Das quadras de futsal do Grêmio Mauaense à estreia como profissional com a camisa do Corinthians, em 2007, se passaram dez anos. De lá para cá, outra década já ficou para trás. Hoje mais maduro e experiente, o meia-atacante Lulinha curte o que chama de melhor fase da carreira, após marcar 17 gols em 33 partidas pelo Pohang Steelers no campeonato da Coreia do Sul. Agora, não sabe qual será o próximo destino após recusar proposta de renovação dos sul-coreanos. Admite ter algumas possibilidades em aberto entre futebol da Ásia e do Oriente Médio.
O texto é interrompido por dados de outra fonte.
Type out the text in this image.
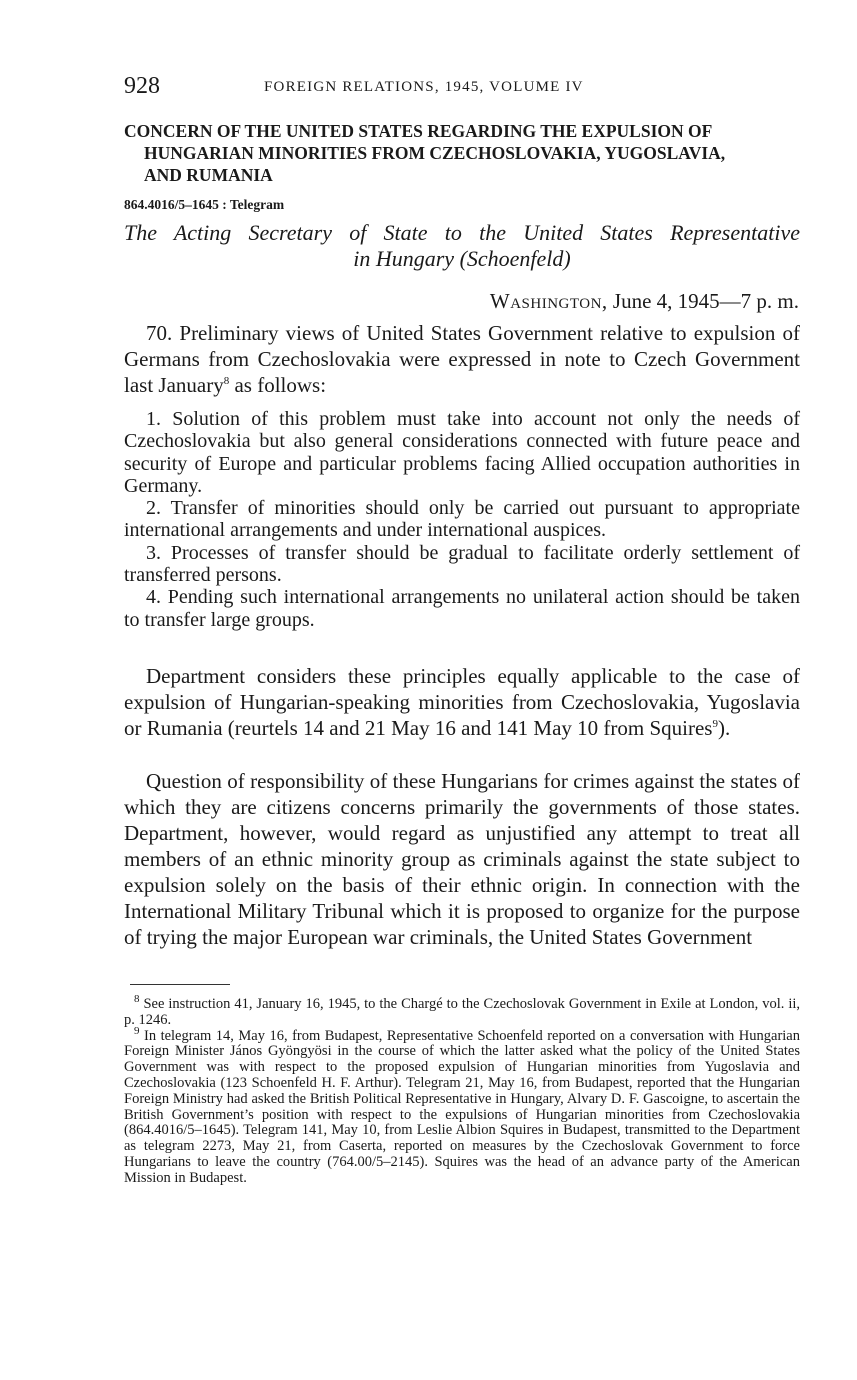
928	FOREIGN RELATIONS, 1945, VOLUME IV
CONCERN OF THE UNITED STATES REGARDING THE EXPULSION OF
HUNGARIAN MINORITIES FROM CZECHOSLOVAKIA, YUGOSLAVIA,
AND RUMANIA
864.4016/5–1645 : Telegram
The Acting Secretary of State to the United States Representative
in Hungary (Schoenfeld)
Washington, June 4, 1945—7 p. m.

70. Preliminary views of United States Government relative to expulsion of Germans from Czechoslovakia were expressed in note to Czech Government last January$^8$ as follows:

1. Solution of this problem must take into account not only the needs of Czechoslovakia but also general considerations connected with future peace and security of Europe and particular problems facing Allied occupation authorities in Germany.

2. Transfer of minorities should only be carried out pursuant to appropriate international arrangements and under international auspices.

3. Processes of transfer should be gradual to facilitate orderly settlement of transferred persons.

4. Pending such international arrangements no unilateral action should be taken to transfer large groups.

Department considers these principles equally applicable to the case of expulsion of Hungarian-speaking minorities from Czechoslovakia, Yugoslavia or Rumania (reurtels 14 and 21 May 16 and 141 May 10 from Squires$^9$).

Question of responsibility of these Hungarians for crimes against the states of which they are citizens concerns primarily the governments of those states. Department, however, would regard as unjustified any attempt to treat all members of an ethnic minority group as criminals against the state subject to expulsion solely on the basis of their ethnic origin. In connection with the International Military Tribunal which it is proposed to organize for the purpose of trying the major European war criminals, the United States Government

$^8$ See instruction 41, January 16, 1945, to the Chargé to the Czechoslovak Government in Exile at London, vol. ii, p. 1246.

$^9$ In telegram 14, May 16, from Budapest, Representative Schoenfeld reported on a conversation with Hungarian Foreign Minister János Gyöngyösi in the course of which the latter asked what the policy of the United States Government was with respect to the proposed expulsion of Hungarian minorities from Yugoslavia and Czechoslovakia (123 Schoenfeld H. F. Arthur). Telegram 21, May 16, from Budapest, reported that the Hungarian Foreign Ministry had asked the British Political Representative in Hungary, Alvary D. F. Gascoigne, to ascertain the British Government’s position with respect to the expulsions of Hungarian minorities from Czechoslovakia (864.4016/5–1645). Telegram 141, May 10, from Leslie Albion Squires in Budapest, transmitted to the Department as telegram 2273, May 21, from Caserta, reported on measures by the Czechoslovak Government to force Hungarians to leave the country (764.00/5–2145). Squires was the head of an advance party of the American Mission in Budapest.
Mas de uma situação não se arrepende: ter se profissionalizado no Timão na pior fase recente do clube.

A temporada 2007 é aquela que o torcedor alvinegro quer esquecer. Afinal, terminou com o rebaixamento corintiano à Série B do Brasileiro. E foi justamente para tentar salvar o Timão que Lulinha, que vinha arrebentando na base – onde marcou 297 gols, desempenho que o levou à Seleção sub-17 – foi alçado aos 16 anos. Entretanto, não apenas não conseguiu salvar a pele do time, como perdeu espaço. E hoje o meia já tem formada a opinião sobre o que deu errado naquele ano, e não tem relação com a promoção precoce.
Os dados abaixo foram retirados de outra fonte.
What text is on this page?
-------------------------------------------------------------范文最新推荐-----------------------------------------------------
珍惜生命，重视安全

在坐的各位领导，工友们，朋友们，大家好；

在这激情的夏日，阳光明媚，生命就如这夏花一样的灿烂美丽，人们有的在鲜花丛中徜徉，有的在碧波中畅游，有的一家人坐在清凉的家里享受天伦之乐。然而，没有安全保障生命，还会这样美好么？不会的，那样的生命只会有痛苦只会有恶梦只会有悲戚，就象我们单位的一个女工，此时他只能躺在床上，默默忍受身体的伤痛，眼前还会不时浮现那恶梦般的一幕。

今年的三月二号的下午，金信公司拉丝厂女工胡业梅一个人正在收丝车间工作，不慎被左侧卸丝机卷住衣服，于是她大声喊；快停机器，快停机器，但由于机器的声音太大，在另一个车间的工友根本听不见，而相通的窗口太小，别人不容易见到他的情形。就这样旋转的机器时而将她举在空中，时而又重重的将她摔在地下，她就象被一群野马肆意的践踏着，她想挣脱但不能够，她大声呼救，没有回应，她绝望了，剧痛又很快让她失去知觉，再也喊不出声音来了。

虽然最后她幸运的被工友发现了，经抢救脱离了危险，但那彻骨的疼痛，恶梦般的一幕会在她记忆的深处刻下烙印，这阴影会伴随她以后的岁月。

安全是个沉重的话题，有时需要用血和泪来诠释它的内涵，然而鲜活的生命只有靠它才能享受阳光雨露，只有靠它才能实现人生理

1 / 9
“Muito se fala nessa questão de ter subido muito cedo, muito novo. Acho que não foi isso, porque hoje a gente vê jogadores subindo (ao profissional) praticamente com a mesma idade que eu tinha, como Vinícius Júnior (Flamengo) e Gabriel Jesus (ex-Palmeiras, atualmente no Manchester City), que estão fazendo sucesso. Acho que foi mais a questão que naquele ano na diretoria havia instabilidade grande, o elenco não era qualificado, as peças não eram tão boas. E tudo acarretou para que o Lulinha estivesse junto naquela barca”, contou ele, de férias em Mauá antes de definir o futuro.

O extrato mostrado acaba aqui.